Background Breast cancer (BC) prognosis and treatment are closely related to the molecular subtype. The study aimed to evaluate radiomics combined with artificial intelligence (AI) as a promising non-invasive approach to preoperatively distinguish Luminal from non-Luminal BC.
Methods This retrospective pilot study included patients with invasive BC who underwent multiparametric breast MRI with diffusion-weighted imaging (DWI) and apparent diffusion coefficient (ADC) sequences (January 2020-January 2022). Radiomic analysis was conducted using the IBSI-compliant Trace4Research™ platform, incorporating manual segmentation, voxel resampling, feature extraction, and feature reduction. Three machine learning (ML) architectures—Random Forest, Support Vector Machine (SVM), and k-Nearest Neighbors (kNN)—were trained using nested 10-fold cross-validation. Model performance was assessed using ROC-AUC, accuracy, sensitivity, specificity, positive predictive value (PPV), and negative predictive value (NPV).

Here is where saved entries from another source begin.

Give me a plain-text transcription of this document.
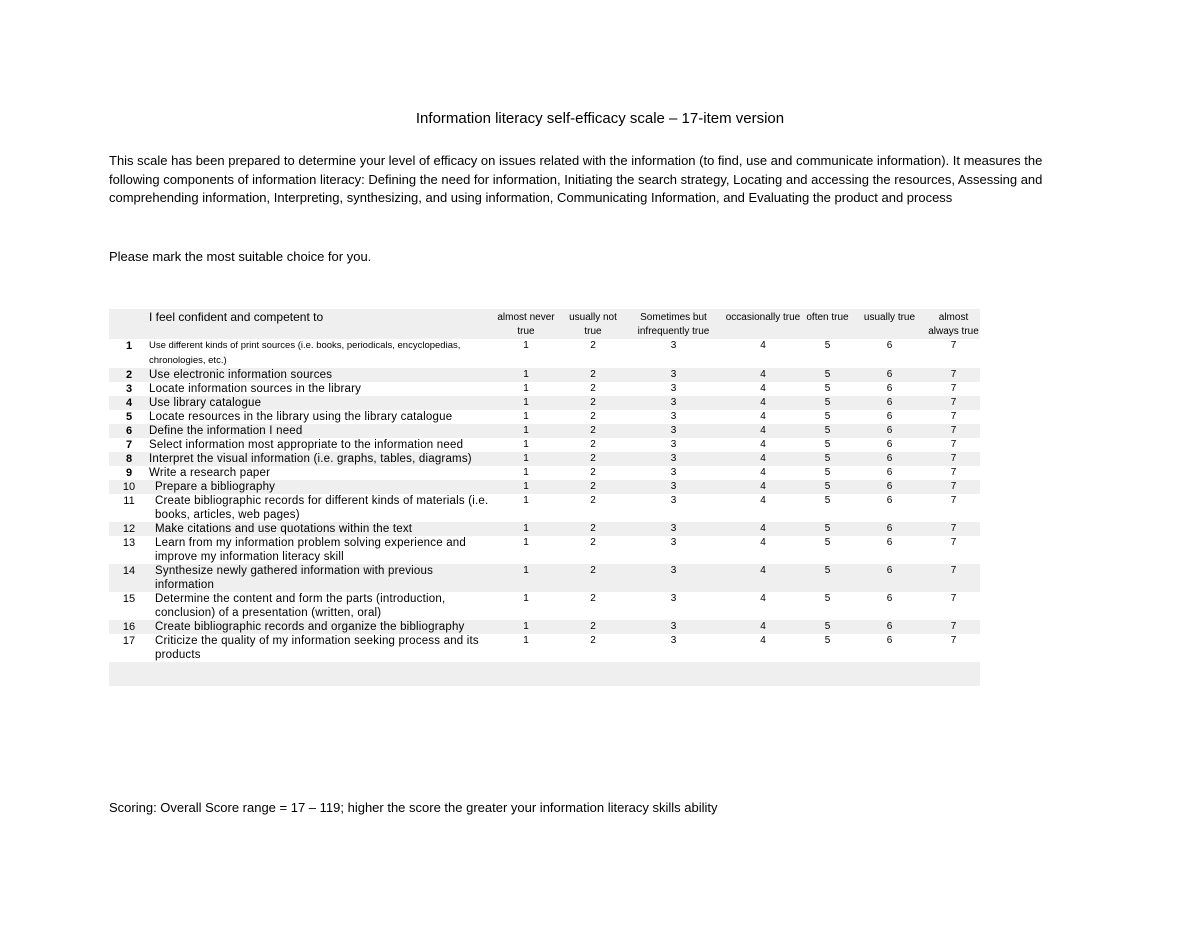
Information literacy self-efficacy scale – 17-item version
This scale has been prepared to determine your level of efficacy on issues related with the information (to find, use and communicate information). It measures the following components of information literacy: Defining the need for information, Initiating the search strategy, Locating and accessing the resources, Assessing and comprehending information, Interpreting, synthesizing, and using information, Communicating Information, and Evaluating the product and process
Please mark the most suitable choice for you.
	I feel confident and competent to	almost never true	usually not true	Sometimes but infrequently true	occasionally true	often true	usually true	almost always true
1	Use different kinds of print sources (i.e. books, periodicals, encyclopedias, chronologies, etc.)	1	2	3	4	5	6	7
2	Use electronic information sources	1	2	3	4	5	6	7
3	Locate information sources in the library	1	2	3	4	5	6	7
4	Use library catalogue	1	2	3	4	5	6	7
5	Locate resources in the library using the library catalogue	1	2	3	4	5	6	7
6	Define the information I need	1	2	3	4	5	6	7
7	Select information most appropriate to the information need	1	2	3	4	5	6	7
8	Interpret the visual information (i.e. graphs, tables, diagrams)	1	2	3	4	5	6	7
9	Write a research paper	1	2	3	4	5	6	7
10	Prepare a bibliography	1	2	3	4	5	6	7
11	Create bibliographic records for different kinds of materials (i.e. books, articles, web pages)	1	2	3	4	5	6	7
12	Make citations and use quotations within the text	1	2	3	4	5	6	7
13	Learn from my information problem solving experience and improve my information literacy skill	1	2	3	4	5	6	7
14	Synthesize newly gathered information with previous information	1	2	3	4	5	6	7
15	Determine the content and form the parts (introduction, conclusion) of a presentation (written, oral)	1	2	3	4	5	6	7
16	Create bibliographic records and organize the bibliography	1	2	3	4	5	6	7
17	Criticize the quality of my information seeking process and its products	1	2	3	4	5	6	7

Scoring: Overall Score range = 17 – 119; higher the score the greater your information literacy skills ability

Results The study involved 73 patients (37 non-Luminal, 36 Luminal), with additional 24 cases for independent testing. Among various ML models, the SVM classifier demonstrated optimal performance, achieving a ROC-AUC of 75%, accuracy of 73%, sensitivity of 70%, specificity of 75%, PPV of 74%, and NPV of 71%. External validation, albeit limited, indicated promising potential for clinical application. Statistical analysis identified six significant radiomic predictors contributing effectively to subtype differentiation.
Conclusion Despite moderate performance, the results highlighted the significant clinical potential of using radiomics and machine learning analysis of DWI/ADC sequences to non-invasively classify BC molecular subtypes, in order to improve preoperative stratification and personalized treatment. Further validation in larger, multi-center studies, and integration with clinical or genomic data, could enhance diagnostic accuracy and clinical applicability.